As unpleasant as many of the potential physical defects might be, they can all be fixed with time, money and, possibly, a bulldozer. Nightmare neighbours though can turn a country retreat into a blood feud in no time at all.
That's why the barbed wire kinda worried me.
An expensive post and rail wooden fence framed the property we'd taken a shine to. But along the east side it was topped with a strand of barbed wire. Another ran just below the bottom rail at a height a dog might squirm through in its absence. Along the west, just a single strand at the bottom. There being no sign the previous owner ran cattle or belonged to the Hell's Angels, I suspected it might be there for spite.
"What's with the barbed wire?" I asked the real estate agent.

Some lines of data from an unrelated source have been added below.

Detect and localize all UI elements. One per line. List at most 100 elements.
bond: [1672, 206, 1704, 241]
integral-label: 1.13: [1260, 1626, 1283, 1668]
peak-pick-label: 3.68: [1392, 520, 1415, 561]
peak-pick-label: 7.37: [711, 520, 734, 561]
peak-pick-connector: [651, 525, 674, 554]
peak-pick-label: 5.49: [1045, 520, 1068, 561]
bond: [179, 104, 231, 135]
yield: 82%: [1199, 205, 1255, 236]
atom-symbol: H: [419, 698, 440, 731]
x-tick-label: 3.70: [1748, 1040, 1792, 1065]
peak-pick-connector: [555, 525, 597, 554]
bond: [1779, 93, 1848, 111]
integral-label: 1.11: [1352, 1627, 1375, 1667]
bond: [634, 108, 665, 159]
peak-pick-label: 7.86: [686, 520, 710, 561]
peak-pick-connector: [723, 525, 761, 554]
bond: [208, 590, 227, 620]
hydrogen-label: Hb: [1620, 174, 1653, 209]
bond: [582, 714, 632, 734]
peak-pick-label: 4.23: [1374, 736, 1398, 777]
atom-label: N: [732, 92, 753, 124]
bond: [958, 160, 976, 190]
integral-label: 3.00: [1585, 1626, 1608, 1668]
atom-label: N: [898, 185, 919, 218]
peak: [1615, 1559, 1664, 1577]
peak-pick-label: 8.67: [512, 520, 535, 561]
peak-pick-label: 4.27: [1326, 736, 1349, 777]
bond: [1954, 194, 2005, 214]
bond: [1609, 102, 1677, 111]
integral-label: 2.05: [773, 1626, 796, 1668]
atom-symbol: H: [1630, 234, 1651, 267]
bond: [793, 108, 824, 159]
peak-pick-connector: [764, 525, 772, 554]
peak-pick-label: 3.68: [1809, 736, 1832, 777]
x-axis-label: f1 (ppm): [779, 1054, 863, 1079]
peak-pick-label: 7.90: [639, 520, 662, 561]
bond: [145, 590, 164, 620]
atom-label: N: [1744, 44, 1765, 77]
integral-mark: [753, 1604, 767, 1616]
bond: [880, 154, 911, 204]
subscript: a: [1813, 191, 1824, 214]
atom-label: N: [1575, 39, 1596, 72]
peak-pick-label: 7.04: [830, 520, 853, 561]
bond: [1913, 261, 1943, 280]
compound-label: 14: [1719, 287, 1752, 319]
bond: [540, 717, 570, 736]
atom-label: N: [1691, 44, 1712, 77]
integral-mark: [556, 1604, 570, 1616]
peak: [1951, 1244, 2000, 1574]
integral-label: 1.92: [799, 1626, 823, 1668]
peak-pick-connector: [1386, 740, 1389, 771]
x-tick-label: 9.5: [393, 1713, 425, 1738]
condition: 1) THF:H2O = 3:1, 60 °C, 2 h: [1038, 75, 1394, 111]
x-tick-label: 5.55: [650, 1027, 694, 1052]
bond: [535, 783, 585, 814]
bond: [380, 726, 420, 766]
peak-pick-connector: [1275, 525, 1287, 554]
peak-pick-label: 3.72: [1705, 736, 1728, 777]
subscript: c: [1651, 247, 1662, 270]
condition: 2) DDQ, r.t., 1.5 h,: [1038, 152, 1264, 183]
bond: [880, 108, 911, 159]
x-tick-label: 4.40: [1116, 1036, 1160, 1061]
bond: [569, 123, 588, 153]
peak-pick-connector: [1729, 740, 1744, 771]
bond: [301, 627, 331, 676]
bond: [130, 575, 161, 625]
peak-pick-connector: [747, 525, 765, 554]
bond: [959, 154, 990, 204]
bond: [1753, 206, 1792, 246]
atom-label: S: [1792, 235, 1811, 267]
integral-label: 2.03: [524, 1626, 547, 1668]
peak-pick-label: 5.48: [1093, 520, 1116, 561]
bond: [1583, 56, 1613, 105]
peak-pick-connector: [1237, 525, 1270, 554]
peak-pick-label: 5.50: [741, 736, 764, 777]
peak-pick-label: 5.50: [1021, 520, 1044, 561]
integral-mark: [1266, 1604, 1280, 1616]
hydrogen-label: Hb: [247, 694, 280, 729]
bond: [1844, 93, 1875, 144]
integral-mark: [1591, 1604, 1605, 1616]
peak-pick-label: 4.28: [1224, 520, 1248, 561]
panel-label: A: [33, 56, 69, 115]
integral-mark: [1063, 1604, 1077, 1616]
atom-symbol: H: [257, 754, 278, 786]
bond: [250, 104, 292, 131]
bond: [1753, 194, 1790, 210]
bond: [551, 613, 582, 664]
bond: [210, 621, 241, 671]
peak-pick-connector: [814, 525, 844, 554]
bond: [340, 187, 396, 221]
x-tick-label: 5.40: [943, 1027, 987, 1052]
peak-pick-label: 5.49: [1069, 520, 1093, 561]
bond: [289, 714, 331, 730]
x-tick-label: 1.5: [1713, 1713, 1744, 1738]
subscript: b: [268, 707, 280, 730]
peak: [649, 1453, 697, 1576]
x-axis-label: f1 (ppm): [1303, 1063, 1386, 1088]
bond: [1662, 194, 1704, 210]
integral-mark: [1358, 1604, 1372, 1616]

"I think the owners had some issues with the neighbours," he replied.
Now, as anyone who knows me will gladly tell you, I get along with everybody. But I had to wonder, were the neighbours such yokels or rednecks they ran this poor guy off? Or was he just another Cariboo jerk who couldn't get along with either of his neighbours?
Appearances made it clear the more bitter feud, the two-strand feud, raged between the owner and a weekender. The neighbour on the right, having only been deserving of a foot/dog level snag, was obviously a full-time resident. I appraised his property carefully. Nice log house, good looking workshop, solid carport with the mandatory battered pickup truck, empty spot for whatever else he drove, camper cum guesthouse anchored well back on the property with a makeshift roof sitting atop it and giving it some semblance of permanence, small garden, nothing to suggest he might be a moonshiner or axe murderer.
Still, the last thing you want to step into is feudin' territory. I knew no matter what a nice guy I was, I'd be tarred with the leftover brush of neighbourly squabbles if I bought a place that was the meat in a feud sandwich. With neither potential neighbour present - and time running out on our Quest for Cottage Tour - there was no rational basis on which to hang a decision. Familiar territory for me, admittedly, but most of my mistakes carry a cheaper price tag.
Walking out onto the dock and looking out over the placid water of Sulfuric Lake, I longed for a sign. Yea or nay. Had I been a religious man, I might have prayed for guidance. I thought about flipping a coin but there was none in my pockets.
And then, as if by divine intervention, there it was, the sign I'd been looking for. Tethered to the fulltime neighbour's dock was a sailboat. Nothing flashy, maybe 21 feet, but a sailboat in a part of the world where manhood is measured in horsepower. "This guy must be a misfit," I thought.
At least we'd have something in common.